Total revenues for the period were £1.84bn (2020: £1.19bn, 2019: £1.75bn). The Group delivered 7,406 new homes to its customers (2020: 4,900, 2019: 7,584), generating housing revenues of £1.75bn (2020: £1.10bn, 2019: £1.65bn). The Group’s total average selling price has increased by 4.9% over the first half of last year to c. £236,200 (2020: £225,066, 2019: £216,942) reflecting the stronger market conditions experienced throughout the period. This includes 6,104 sales into the owner occupier market with an average selling price of c. £258,200 (2020: £246,208, 2019: 242,912). Currently this house price growth is mitigating the effect of the upwards pressure being experienced on the industry’s cost base.
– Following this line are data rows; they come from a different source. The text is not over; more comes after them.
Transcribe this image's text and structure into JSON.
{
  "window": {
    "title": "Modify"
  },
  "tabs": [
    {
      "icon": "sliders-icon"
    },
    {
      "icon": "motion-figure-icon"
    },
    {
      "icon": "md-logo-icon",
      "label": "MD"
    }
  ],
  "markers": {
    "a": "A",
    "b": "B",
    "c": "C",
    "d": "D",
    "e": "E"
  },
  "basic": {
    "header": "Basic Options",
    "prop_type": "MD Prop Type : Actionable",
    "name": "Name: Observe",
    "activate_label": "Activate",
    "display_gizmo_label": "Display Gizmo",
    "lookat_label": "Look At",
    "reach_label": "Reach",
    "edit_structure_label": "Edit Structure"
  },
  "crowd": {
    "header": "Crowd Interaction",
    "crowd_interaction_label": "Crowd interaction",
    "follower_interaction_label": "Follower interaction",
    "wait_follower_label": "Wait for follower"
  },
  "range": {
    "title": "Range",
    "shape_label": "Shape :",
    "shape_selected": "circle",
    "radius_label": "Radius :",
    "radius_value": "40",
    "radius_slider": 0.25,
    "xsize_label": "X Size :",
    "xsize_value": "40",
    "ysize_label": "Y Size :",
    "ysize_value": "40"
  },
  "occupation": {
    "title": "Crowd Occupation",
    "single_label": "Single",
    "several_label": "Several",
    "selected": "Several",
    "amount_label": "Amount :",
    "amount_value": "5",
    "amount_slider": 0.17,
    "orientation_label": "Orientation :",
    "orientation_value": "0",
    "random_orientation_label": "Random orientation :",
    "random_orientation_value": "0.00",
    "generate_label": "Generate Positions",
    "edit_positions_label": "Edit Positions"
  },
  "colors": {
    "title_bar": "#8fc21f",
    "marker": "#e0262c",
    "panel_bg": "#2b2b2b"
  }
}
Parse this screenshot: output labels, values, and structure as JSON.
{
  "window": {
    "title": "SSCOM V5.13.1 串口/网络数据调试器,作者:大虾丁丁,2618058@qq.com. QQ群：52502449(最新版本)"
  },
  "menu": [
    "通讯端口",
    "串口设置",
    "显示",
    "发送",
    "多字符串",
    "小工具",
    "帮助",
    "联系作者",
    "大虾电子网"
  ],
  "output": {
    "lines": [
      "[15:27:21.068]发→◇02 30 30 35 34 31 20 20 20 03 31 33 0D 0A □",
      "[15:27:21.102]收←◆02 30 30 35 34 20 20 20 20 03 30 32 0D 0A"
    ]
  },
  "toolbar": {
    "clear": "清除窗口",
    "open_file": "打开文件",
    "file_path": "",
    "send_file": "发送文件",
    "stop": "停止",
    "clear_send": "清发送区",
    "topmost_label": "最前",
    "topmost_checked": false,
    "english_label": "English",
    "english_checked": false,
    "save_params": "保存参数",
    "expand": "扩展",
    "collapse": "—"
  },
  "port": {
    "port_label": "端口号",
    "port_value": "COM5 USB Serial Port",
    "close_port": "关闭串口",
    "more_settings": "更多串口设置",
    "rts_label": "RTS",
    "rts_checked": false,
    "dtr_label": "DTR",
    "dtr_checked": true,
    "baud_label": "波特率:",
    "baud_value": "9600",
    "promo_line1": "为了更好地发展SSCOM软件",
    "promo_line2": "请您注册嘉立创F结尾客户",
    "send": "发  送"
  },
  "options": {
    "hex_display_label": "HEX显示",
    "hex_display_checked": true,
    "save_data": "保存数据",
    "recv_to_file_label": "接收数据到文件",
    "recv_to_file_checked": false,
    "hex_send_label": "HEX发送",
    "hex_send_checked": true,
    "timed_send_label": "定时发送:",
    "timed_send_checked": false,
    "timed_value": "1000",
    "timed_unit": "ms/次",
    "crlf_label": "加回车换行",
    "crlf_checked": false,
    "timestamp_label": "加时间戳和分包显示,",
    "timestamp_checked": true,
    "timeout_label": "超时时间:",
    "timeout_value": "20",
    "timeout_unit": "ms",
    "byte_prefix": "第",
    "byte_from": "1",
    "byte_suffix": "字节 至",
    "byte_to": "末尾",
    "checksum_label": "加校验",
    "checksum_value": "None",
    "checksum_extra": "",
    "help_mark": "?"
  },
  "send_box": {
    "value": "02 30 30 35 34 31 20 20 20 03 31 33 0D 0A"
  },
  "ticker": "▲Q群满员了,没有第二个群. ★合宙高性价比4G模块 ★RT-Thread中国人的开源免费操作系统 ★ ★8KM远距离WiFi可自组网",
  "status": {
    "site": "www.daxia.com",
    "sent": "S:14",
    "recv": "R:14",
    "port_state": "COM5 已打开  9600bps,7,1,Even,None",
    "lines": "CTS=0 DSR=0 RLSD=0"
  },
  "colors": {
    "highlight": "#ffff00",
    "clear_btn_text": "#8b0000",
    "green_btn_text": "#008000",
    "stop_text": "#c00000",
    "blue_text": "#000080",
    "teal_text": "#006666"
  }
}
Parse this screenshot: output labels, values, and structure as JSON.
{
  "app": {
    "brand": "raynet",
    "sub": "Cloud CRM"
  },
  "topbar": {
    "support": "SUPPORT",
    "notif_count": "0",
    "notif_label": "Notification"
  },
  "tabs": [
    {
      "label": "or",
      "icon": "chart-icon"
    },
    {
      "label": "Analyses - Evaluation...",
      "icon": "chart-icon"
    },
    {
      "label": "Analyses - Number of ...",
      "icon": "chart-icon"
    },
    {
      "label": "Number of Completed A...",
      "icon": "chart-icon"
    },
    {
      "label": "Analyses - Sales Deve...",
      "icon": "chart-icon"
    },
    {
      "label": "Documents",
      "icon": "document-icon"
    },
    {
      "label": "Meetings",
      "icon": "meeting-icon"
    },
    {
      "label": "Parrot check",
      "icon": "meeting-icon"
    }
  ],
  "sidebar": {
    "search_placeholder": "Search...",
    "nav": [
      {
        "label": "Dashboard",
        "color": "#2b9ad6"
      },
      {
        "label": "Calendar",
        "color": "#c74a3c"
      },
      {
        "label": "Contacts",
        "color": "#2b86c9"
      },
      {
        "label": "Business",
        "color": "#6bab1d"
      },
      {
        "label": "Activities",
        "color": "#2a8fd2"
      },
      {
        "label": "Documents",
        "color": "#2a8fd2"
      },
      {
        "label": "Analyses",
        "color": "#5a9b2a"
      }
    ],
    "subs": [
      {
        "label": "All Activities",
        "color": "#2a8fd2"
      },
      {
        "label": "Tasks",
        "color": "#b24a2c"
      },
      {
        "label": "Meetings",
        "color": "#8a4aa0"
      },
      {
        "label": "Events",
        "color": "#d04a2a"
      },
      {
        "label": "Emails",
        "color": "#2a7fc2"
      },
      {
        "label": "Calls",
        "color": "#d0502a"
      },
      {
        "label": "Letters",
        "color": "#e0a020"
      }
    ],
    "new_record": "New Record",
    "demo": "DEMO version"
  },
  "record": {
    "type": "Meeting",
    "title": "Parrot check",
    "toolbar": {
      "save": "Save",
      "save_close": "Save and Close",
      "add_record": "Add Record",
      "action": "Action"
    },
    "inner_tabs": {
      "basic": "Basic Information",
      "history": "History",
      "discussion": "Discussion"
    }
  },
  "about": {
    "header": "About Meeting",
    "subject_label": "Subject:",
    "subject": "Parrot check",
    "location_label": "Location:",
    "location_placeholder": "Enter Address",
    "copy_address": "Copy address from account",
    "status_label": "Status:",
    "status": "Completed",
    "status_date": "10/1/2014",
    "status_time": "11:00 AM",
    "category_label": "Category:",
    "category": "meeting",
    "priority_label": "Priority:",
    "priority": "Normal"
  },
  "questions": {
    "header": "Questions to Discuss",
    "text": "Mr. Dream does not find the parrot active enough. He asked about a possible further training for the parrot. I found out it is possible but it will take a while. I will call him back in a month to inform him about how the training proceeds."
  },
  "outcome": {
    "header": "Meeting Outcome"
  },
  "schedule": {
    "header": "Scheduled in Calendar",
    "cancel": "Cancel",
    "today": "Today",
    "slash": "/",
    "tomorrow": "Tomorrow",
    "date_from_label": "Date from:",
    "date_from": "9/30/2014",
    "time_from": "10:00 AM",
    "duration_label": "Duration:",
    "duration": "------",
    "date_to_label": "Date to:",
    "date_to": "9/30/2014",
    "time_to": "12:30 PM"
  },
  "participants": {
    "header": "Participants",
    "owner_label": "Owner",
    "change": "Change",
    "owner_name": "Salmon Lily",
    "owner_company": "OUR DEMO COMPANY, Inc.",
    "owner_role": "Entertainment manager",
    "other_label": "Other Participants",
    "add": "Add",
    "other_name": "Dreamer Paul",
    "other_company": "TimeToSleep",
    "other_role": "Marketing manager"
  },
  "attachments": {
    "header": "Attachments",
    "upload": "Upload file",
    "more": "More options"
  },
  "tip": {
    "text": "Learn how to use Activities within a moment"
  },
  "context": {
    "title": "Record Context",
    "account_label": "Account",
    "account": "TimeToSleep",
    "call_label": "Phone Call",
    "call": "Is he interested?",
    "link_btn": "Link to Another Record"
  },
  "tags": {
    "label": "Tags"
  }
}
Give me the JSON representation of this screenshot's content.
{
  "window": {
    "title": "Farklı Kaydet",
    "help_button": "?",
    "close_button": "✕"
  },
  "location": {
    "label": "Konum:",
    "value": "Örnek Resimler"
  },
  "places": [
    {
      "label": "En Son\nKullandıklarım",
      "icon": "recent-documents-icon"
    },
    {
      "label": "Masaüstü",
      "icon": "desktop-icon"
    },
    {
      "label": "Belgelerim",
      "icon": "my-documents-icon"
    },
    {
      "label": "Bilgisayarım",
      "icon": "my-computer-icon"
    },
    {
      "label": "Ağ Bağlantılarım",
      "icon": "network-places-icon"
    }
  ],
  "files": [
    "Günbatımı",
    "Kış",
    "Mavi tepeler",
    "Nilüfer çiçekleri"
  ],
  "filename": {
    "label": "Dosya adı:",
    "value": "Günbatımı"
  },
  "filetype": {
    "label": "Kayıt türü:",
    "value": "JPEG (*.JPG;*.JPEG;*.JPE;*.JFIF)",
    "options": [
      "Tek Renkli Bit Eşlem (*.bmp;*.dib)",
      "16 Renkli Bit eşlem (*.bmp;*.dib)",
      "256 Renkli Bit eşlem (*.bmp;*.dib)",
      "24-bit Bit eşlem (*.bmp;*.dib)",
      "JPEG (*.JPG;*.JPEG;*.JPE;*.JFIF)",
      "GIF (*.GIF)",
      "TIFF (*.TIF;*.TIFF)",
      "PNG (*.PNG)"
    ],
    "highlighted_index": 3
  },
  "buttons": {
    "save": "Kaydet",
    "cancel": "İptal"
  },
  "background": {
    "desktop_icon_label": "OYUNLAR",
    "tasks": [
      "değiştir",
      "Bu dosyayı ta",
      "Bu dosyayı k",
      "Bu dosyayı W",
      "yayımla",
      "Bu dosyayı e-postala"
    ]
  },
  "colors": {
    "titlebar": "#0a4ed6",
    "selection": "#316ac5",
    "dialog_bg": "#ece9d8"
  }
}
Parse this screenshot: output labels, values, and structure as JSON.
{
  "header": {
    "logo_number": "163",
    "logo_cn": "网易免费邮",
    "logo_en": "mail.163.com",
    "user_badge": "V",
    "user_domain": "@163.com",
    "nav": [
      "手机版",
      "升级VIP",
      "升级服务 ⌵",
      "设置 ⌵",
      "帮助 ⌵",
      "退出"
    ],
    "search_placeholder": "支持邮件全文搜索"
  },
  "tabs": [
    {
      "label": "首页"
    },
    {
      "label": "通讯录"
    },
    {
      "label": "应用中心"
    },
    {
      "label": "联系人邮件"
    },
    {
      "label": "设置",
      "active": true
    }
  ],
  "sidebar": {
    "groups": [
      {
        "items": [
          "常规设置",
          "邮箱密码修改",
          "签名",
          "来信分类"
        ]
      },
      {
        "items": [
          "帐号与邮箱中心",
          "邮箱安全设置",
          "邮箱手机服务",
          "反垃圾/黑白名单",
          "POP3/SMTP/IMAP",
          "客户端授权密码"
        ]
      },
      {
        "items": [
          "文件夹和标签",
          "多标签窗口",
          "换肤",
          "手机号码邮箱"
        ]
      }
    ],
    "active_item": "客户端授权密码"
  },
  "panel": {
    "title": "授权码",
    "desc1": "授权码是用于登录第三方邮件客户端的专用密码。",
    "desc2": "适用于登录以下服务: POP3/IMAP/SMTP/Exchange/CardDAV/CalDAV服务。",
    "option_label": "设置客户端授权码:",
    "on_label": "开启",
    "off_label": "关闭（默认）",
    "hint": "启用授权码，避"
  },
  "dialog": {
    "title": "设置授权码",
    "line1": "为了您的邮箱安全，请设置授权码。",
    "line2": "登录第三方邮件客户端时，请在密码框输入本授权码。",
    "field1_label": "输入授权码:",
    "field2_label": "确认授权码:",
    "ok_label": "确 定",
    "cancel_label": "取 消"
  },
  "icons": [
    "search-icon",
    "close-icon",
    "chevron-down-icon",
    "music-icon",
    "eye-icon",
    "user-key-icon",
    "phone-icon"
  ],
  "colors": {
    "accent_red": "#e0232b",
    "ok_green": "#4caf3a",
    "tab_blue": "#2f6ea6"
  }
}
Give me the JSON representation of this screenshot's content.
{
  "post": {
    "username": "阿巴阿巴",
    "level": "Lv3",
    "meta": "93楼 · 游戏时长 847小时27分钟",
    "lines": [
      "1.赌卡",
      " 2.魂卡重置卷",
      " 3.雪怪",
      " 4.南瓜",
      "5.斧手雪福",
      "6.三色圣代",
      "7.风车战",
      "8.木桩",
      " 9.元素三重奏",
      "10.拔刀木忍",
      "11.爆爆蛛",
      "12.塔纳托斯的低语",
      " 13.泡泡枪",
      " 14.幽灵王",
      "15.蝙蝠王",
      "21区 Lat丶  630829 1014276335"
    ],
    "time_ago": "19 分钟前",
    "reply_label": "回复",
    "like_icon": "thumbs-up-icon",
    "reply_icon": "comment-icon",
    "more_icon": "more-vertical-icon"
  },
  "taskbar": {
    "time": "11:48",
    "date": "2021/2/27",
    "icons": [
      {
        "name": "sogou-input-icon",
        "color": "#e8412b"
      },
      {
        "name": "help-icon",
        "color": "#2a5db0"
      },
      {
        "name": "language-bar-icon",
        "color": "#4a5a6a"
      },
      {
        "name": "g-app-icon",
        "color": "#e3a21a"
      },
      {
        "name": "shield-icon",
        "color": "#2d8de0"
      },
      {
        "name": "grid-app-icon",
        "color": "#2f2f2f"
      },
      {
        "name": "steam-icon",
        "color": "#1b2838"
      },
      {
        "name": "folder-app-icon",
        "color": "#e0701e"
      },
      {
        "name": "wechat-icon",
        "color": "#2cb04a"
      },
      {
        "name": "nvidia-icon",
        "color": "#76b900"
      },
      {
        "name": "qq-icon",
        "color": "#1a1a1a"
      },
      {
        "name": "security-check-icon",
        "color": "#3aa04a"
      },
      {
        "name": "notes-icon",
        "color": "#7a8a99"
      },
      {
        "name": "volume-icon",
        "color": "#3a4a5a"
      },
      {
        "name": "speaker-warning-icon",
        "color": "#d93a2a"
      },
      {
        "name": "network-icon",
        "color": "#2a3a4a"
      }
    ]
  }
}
“UK housing market fundamentals remain supportive with low interest rates, improving levels of mortgage availability, ongoing Government support and strong customer demand,” the update said. “The Group’s average weekly private sales rate per site for the first half was over 30% ahead of 2020, the increase reflecting the unprecedented site shutdowns in 2020 due to the pandemic, but was also c. 20% ahead of 2019.
“We continue to focus on advancing our build programmes to improve the level of stock availability and choice for customers. The implementation of the Group’s consolidated approach to construction, the Persimmon Way, is reinforcing the consistent application of our quality assurance processes, which is instrumental in delivering high quality homes to our customers.
“We are pleased with the build rates being achieved by the Group, which returned to pre-Covid levels by the end of June 2020 and are now following the normal seasonal pattern. The Group had work in progress of c. 4,800 equivalent units of new home construction at the end of June (2019: c. 6,150), reflecting the strength of legal completions over the last twelve months, the anticipated reduction in the number of sales outlets and the effect of the lower construction activity in the first half of 2020 due to the initial measures introduced to mitigate the impact of the pandemic.
“Persimmon’s balance sheet and liquidity remain robust. The Group held £1.32bn of cash at 30 June 2021 (30 June 2020: £0.83bn) with deferred land commitments of approximately £100m to the end of the current year. In addition, the Group has an undrawn £300m Revolving Credit Facility which has recently been extended, having a five year term out to 31 March 2026.
“The Board recognises the positive impact the vaccination roll-out programme is having on the UK’s economic performance and prospects. However, as the pandemic continues we remain mindful of the on-going uncertainties regarding the UK economy, including employment levels, consumer confidence, and the supply chain impacts of both Brexit and the pandemic.
“Despite this, the longer term fundamentals of the housing market remain strong and, with the Group’s UK wide network offering new homes at compelling value, we are confident of Persimmon’s future success. Our long-term strategy, which recognises the risks associated with the cyclical nature of the housing market by maintaining operational flexibility, investing in high quality land, minimising financial risk and deploying capital at the right time in the cycle, will continue to ensure that the Group is well positioned for the future.”